# For Those Interested In Such Things (PCUSA Related)



## Backwoods Presbyterian (Dec 7, 2011)

The latest in a long line of "renewal" movements in the apostate PC(USA) has released a "Statement of Faith" that they are asking their folks to read and assent to. You can read it at the link.

http://www.fellowship-pres.org/wp-content/uploads/Draft-of-the-Theology-12-7-2011.pdf


----------



## John Bunyan (Dec 7, 2011)

OK. I am sincerely disgusted by those American/European apostates that do everything Scripture forbids, embrace secularism/relativism and start just dissing the Bible when it goes against their misguided ways.

What is going on in there people?
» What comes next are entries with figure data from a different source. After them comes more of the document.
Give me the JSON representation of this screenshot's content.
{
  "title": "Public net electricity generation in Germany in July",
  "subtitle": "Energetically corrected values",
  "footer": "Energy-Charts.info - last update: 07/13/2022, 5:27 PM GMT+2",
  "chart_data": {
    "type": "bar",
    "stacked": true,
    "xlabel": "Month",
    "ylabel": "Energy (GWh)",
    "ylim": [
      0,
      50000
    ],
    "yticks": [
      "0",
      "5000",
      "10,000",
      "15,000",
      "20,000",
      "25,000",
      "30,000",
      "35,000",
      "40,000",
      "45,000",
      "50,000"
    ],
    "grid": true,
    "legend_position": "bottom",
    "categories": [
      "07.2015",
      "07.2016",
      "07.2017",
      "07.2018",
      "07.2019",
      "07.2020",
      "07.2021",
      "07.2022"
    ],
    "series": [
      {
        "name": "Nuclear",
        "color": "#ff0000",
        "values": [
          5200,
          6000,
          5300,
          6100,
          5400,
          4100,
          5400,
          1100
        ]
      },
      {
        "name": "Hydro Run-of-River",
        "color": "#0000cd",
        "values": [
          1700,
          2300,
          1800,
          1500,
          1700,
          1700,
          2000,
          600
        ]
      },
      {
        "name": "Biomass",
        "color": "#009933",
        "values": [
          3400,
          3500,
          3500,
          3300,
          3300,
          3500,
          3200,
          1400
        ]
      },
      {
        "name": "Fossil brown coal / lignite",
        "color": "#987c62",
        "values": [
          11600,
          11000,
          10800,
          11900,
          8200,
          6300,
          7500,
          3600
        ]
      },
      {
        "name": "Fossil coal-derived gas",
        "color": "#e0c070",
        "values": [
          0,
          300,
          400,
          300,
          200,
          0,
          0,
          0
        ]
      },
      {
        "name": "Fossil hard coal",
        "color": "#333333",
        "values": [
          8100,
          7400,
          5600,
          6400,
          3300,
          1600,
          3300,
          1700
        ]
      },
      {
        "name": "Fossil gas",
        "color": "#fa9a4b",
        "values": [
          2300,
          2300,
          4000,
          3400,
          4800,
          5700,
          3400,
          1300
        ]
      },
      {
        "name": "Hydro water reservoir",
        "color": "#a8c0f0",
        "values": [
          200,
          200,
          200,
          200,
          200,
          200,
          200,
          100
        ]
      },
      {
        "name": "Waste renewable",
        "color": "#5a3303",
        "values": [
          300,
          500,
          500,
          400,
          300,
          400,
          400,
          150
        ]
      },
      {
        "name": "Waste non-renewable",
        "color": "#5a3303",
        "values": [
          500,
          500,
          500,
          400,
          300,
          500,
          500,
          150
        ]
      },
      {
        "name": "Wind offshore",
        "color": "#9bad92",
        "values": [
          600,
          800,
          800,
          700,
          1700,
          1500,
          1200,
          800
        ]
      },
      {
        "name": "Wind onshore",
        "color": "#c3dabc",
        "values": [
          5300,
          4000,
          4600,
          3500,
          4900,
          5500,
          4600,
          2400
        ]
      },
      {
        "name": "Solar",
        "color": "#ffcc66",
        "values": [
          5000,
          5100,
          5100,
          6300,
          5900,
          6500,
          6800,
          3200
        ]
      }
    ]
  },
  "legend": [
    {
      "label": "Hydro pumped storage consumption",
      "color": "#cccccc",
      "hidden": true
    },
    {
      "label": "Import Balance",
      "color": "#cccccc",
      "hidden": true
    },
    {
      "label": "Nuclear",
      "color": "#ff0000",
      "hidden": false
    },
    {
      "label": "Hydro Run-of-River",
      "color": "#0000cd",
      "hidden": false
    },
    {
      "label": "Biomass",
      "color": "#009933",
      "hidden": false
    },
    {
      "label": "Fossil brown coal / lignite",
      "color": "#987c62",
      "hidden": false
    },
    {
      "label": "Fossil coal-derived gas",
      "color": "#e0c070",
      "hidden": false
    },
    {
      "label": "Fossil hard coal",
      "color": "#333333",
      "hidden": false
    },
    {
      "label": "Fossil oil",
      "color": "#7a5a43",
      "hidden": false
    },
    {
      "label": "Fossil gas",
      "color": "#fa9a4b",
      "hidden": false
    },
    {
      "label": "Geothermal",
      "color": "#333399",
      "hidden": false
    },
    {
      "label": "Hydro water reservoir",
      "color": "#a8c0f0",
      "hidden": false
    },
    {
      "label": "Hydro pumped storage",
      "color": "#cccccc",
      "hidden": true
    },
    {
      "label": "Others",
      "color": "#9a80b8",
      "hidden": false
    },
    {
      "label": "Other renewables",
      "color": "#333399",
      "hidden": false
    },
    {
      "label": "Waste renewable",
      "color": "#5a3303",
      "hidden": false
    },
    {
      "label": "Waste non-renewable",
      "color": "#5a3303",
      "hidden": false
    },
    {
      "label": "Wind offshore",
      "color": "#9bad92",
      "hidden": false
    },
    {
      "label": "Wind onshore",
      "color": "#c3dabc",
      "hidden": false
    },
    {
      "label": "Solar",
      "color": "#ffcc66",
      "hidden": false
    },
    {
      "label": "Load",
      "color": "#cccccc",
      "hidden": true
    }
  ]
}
Seriously, everyday that I read Mohler's website I see some new absurdity: Atheist Bishops, Priests praying toward Mecca, Gay/Lesbian Churches, pastors that say Christ is not the only way, the fact that atheist pastors cannot be disciplined in Holland because, apparently, theirs is a common position.

Why do these people become pastors/bishops if they are not Christians, do not believe in Jesus nor in the Bible, and, worst, some are even atheists! How can an atheist be ordained bishop? Doesn't anyone read their CV's anymore? Why would an atheist want to be a bishop? And who would ordain him? And why aren't these guys excommunicated?

Kinda off topic, sorry, but I had to say it.


----------